Recreational and cultural activities were the biggest drivers of December’s rise in inflation and prices for transport and clothing also increased. These were partially offset by falls in the cost of food and non-alcoholic drinks.
Inflation was slightly higher than the 0.5 per cent consensus expected by economists. Core inflation, excluding volatile prices such as alcohol and fuel, also rose to 1.4 per cent from 1.1 per cent in November.
Thomas Pugh, UK economist at the consultancy Capital Economics, said inflation would be likely to rise more sharply after April, when a value added tax cut for the hospitality sector was lifted and increases in energy prices would probably be felt.
“Together these forces could lift inflation to more than 2 per cent by the end of the year. But ample spare capacity means it will probably settle at close to 1.5 per cent by the end of next year,” he said.

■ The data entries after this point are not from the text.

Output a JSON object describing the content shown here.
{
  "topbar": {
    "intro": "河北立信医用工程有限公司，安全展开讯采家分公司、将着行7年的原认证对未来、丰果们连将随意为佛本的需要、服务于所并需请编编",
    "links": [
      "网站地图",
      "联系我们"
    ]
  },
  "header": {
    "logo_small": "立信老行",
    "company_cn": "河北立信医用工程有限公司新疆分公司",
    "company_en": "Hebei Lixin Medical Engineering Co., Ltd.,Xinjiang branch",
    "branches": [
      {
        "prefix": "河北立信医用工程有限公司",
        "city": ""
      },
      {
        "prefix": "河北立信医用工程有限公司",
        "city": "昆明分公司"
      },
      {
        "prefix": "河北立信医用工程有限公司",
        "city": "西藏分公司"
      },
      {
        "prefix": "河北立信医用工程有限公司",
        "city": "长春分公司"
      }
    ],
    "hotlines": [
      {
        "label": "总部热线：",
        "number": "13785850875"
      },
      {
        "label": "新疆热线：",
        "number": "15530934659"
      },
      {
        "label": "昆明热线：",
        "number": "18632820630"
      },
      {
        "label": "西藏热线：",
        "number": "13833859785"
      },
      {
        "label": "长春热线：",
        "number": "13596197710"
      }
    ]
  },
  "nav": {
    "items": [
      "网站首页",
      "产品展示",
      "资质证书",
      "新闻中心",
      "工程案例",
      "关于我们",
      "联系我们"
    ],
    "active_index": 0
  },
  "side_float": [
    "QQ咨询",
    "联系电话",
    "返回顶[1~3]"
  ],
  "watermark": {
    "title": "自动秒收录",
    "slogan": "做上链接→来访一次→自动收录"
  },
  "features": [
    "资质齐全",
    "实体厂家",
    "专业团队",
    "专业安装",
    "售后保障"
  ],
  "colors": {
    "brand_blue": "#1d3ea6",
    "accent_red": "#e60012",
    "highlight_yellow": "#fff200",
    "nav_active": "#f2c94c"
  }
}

However, Samuel Tombs, the chief UK economist for Pantheon Macroeconomics, also a consultancy, said the risk of consumer price index inflation “sustainably exceeding the 2 per cent target” this year or in 2022 seemed low. “Any post-pandemic consumer rotation towards spending more on services will come at the expense of weaker demand for goods, in turn pushing down core goods inflation,” he said.
After falling gradually for two years, UK inflation fell further during lockdown and dropped to a four-year low of 0.2 per cent in August after the government’s Eat Out to Help Out scheme and a cut to VAT.
December’s increase reflected further turbulence during what was a bumpy Christmas period for many businesses in the UK.
Although restrictions imposed in November were eased at the beginning of the month, retailers, bars and restaurants were further disrupted after the rapid spread of the virus forced Prime Minister Boris Johnson to tear up plans for festive “bubbles” and impose tighter restrictions.
Howard Archer, chief economic adviser to EY Item Club, said low levels of inflation were “supportive to consumers’ purchasing power” amid rising unemployment and the prospect of limited pay increases”.
He said rates were unlikely to rise far beyond the Bank of England’s target in the next year. “Price conscious consumers, excess capacity, limited earnings and curtailed economic activity are likely to limit inflation in the near term at least,” he said.